Using Solr from command line
The primary method of communicating with Solr is using HTTP. A HTTP capable command line client like curl is useful for this.
Querying: Queries should be sent as
http://localhost:8983/solr/select/?q=<query>
or
http://localhost:8983/solr/<core name>/select/?q=<query>
for multicore installation
Inserting or Updating documents in a single core installation: Solr update handler listens by default on the URL: http://localhost:8983/solr/update/ in a single core configuration.
To post an XML file with documents, use command line
curl http://localhost:8983/solr/update/?commit=true –F "myfile=@updates.xml"
Inserting or Updating documents in a multi core installation: Each core’s update handler listens by default on the URL: http://localhost:8983/solr/<core name>/update/
Updating with content extraction: Content extracting handler listens on the URL http://localhost:8983/solr/update/extract/ or http://localhost:8983/solr/<core name>/update/extract. Use the command line
curl "http://localhost:8983/solr/update/extract?literal.id=book1&commit=true" -F "myfile=@book.pdf"
where literal.id adds a regular field called "id" to the new document created by extracting handler.
The query parameters that Solr accepts are documented in Solr wiki.
Boolean operators in search queries
All Lucene queries are valid in Solr too. However, solr does provide some additional conveniences.

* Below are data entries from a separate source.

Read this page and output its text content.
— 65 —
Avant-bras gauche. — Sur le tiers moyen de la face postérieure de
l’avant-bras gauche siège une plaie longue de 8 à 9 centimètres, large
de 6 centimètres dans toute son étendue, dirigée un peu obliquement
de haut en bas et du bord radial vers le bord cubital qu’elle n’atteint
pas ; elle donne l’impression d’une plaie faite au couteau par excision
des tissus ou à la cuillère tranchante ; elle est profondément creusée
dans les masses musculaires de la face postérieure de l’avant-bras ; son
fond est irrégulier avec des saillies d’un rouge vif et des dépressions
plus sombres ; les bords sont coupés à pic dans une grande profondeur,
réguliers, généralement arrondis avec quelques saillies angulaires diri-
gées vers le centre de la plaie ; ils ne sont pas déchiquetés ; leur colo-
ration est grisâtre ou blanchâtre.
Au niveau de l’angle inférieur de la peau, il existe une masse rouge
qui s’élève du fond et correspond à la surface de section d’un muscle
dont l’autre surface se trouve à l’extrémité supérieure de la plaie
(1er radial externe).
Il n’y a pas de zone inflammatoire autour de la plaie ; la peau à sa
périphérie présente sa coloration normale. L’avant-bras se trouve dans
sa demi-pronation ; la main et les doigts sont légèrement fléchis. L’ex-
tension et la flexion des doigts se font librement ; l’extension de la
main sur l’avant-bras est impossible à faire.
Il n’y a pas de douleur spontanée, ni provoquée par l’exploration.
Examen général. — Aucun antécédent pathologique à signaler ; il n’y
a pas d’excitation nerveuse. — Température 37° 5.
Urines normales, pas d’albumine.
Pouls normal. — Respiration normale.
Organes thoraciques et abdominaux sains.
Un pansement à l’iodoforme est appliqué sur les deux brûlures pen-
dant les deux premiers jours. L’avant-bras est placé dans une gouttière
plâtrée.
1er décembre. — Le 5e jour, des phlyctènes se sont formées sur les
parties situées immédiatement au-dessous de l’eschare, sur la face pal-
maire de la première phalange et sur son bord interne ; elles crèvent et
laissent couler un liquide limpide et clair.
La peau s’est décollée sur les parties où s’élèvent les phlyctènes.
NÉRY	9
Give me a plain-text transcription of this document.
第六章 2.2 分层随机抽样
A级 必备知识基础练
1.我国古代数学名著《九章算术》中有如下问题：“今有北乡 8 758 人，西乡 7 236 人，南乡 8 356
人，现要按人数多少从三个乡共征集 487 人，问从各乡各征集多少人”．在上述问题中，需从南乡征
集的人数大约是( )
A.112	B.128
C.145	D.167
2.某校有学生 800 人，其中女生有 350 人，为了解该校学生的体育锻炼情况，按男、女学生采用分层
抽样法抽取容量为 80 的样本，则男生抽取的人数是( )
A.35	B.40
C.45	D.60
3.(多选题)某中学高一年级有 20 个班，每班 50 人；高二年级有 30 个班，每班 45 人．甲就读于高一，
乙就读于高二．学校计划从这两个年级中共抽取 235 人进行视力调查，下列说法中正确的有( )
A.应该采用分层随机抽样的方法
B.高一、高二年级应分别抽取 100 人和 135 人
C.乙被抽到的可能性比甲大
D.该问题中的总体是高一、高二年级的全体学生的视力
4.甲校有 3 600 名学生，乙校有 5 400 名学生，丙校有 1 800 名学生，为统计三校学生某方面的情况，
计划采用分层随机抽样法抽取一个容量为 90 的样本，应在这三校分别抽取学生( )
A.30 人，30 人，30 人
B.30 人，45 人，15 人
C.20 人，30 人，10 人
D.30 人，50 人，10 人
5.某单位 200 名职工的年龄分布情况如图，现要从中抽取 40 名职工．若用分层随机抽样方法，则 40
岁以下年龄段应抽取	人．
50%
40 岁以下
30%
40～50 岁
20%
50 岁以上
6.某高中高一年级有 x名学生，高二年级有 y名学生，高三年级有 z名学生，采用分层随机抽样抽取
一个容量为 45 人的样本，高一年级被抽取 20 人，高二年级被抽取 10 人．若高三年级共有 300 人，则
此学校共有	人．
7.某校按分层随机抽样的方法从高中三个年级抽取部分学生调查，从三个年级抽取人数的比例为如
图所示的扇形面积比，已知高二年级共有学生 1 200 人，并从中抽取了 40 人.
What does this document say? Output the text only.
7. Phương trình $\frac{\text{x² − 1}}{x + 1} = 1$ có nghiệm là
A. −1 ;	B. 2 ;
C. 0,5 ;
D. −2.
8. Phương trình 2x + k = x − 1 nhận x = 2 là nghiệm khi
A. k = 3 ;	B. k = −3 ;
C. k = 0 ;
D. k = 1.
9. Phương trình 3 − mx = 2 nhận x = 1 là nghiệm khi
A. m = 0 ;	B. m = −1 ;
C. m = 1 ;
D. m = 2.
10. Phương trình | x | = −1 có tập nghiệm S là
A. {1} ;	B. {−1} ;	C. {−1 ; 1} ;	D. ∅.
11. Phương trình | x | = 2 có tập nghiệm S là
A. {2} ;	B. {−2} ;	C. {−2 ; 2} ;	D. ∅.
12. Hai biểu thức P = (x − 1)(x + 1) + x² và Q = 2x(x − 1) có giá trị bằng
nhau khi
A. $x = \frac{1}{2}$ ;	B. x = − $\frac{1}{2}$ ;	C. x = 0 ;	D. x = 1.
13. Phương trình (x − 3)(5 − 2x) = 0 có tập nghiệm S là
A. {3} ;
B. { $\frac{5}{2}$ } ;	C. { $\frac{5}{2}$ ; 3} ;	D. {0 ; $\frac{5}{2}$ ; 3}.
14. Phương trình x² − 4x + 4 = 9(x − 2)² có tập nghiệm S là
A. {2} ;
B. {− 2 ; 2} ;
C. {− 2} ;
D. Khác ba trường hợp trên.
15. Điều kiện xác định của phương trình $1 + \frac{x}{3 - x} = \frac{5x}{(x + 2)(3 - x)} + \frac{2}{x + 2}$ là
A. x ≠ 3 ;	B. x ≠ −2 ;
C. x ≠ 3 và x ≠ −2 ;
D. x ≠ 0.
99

A default boolean operator can specified using a <solrQueryParser defaultOperator=”AND|OR”/> element in schema.xml.
Each query can also override boolean behaviour using the q.op=AND|OR query param. However, remember that the schema default or q.op affect not just the query terms, but also the facet filter queries.
For example, selecting 2 facet values for the same facet field will now imply that both should be satisfied. This is because internally, a filter query is just a part of the query from Lucene point of view.
To restrict boolean logic to just the query terms, use the following syntax:
- All words should be found: Prefix a + in front of each word. example: +video +science (=>only documents that contain both “video” AND “science” are returned)
- Any one word should be found: This is the default behaviour when queries contain words without any prefix.example: video science (=>any document which contains either “video” or “science” is returned)
- Documents which don’t contain a word: Prefix a “–” in front of each word that should not be present, for a successful hit. example: video –science (=>any document which contains “video” but not “science” is returned).